🪙Tokenomics
In each token world, the tokenomics structure defines how the 1 billion tokens are allocated, liquidated, and monetized to balance community incentives, market liquidity, and platform sustainability. Community engagement earns the majority through airdrops and on‑chain rewards, early supporters provide liquidity via bonding‑curve sales, and a dedicated reserve seeds initial markets on a DEX. After launch, automated DEX listing and a modest trading fee ensure ongoing market health, fund platform operations, and reward creators, holders, and the broader community.
Token Supply & Distribution (Per World)
Each token world issues its own dedicated token with a fixed supply of 1,000,000,000. The distribution for each world's token is as follows:
Total Supply: 1,000,000,000 tokens per world.

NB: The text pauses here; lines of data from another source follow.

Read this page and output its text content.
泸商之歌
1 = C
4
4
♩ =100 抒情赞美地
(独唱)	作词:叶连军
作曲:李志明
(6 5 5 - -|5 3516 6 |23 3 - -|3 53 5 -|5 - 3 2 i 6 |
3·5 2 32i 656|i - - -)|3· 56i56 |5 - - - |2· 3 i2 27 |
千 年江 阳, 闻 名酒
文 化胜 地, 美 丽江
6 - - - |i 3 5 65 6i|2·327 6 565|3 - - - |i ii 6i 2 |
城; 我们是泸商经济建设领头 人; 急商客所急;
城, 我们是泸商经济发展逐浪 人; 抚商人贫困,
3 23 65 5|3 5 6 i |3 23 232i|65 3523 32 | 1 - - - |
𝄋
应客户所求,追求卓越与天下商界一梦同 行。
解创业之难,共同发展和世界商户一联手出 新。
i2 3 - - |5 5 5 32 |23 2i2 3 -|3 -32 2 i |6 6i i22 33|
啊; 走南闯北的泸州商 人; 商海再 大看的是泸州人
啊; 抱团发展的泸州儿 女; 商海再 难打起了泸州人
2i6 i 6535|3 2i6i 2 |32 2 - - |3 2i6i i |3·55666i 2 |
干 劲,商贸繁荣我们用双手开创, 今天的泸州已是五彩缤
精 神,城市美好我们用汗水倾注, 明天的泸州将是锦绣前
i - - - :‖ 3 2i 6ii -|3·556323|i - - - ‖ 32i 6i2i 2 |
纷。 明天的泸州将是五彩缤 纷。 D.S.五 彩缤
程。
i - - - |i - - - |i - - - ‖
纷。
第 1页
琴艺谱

Airdrop Allocation (60%): 600,000,000 tokens reserved for community rewards—free farming, tasks, game achievements, and social engagement.
Bonding Curve Sales (20%): 200,000,000 tokens sold through the built-in bonding curve to provide initial liquidity at launch.
DEX Liquidity Provision (20%): 200,000,000 tokens set aside as initial liquidity on a partnered DEX.
Liquidity & Market Dynamics
Automatic DEX Listing: Once the preset user threshold and curve-sale target are achieved, remaining liquidity tokens auto-list on the partnered DEX.
Secondary-Market Fees: A 1% fee on trades funds platform operations and rewards—distributed as detailed in 4.3.
Platform Monetization & Fee Distribution
Subscription Fee: Creators pay a periodic subscription fee to access game creation tools, analytics dashboards, and premium platform features.
Trading Fee: 1% Trading Fee on all secondary-market trades.
40% to Creator: Supports ongoing content and community development.
40% to NINJA World Platform: Covers platform maintenance, security audits, and future feature development.
20% to NINJA Token & NFT Holders: Payouts via the community treasury, rewarding long-term supporters and stakeholders.